Intensifying financial pressures led to foreclosure of the property in 2010. An enlightened minimal-maintenance program kept the layout from going drastically to seed, so when the new ownership group, headed by Charlie Kirkwood, purchased it last fall, the necessary updates – refurbished bunkers and green complexes, a new cart fleet – were significant but not prohibitive.

Kirkwood is indeed the kind of guy who evokes renewed enthusiasm for one’s association with the game. He also owns Shawnee Country Club, a 27-hole complex just three miles away but with an entirely different cachet.

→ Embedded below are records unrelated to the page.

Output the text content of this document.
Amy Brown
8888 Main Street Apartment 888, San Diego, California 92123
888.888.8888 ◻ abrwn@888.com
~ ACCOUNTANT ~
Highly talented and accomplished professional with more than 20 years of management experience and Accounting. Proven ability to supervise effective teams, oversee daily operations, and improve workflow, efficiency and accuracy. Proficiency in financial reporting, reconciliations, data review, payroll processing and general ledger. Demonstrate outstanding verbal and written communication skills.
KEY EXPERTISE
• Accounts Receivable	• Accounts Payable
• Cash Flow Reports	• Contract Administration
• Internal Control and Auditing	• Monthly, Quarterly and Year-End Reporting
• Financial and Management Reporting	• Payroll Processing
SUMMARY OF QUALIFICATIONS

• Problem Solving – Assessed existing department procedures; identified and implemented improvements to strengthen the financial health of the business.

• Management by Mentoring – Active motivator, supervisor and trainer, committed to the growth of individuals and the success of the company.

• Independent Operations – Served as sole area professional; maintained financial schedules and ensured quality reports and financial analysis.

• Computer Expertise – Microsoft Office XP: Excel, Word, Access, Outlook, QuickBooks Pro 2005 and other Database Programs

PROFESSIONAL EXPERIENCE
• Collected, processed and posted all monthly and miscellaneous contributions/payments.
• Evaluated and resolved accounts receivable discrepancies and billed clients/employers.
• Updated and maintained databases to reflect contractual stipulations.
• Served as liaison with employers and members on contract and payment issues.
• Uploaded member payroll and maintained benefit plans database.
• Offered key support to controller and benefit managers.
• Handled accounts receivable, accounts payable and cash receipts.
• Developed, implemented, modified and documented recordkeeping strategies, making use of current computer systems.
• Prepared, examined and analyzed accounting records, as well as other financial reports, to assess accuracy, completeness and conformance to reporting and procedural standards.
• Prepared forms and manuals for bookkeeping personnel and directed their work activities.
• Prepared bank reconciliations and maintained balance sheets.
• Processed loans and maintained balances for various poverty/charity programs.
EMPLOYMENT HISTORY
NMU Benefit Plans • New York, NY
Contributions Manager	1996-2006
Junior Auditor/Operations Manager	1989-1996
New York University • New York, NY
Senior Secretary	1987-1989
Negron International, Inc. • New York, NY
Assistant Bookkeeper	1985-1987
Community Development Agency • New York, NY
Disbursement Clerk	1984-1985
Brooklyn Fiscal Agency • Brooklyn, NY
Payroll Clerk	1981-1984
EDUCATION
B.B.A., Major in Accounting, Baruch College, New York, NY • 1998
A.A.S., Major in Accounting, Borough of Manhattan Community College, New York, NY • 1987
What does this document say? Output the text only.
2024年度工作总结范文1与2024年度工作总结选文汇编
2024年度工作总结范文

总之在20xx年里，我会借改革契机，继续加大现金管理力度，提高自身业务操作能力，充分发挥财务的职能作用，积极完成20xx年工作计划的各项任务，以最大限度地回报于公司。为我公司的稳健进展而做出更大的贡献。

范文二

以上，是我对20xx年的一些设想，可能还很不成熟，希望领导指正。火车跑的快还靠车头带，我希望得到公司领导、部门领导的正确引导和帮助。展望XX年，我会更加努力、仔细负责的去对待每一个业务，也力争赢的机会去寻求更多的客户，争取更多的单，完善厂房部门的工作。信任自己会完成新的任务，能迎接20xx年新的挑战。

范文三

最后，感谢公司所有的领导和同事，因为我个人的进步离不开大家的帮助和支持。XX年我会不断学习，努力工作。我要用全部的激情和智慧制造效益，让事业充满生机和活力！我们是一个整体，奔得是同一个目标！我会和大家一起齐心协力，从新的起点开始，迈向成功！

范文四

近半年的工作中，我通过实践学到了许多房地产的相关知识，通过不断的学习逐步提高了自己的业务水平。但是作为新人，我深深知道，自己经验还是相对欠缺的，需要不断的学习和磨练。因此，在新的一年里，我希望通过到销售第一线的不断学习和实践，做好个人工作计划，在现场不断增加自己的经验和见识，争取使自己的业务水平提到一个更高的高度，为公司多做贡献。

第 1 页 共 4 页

Not the strapping test of golf that Great Bear is, Shawnee oozes history and antique charm. Dating to 1911, it was A.W. Tillinghast’s first design in the area – a warm-up, presumably, for Winged Foot and Baltusrol. Among other distinctions, Shawnee hosted the 1938 PGA Championship during the match-play era of professional golf. Paul Runyon trounced Sam Snead, 8 and 7, despite the latter’s status as Shawnee’s resident golf pro.

Roughly equidistant and less than 100 miles from both Manhattan and Philly, a triangulation with Great Bear and Shawnee, with an overnight at The Shawnee Inn, would make for a great weekend getaway, especially during autumn.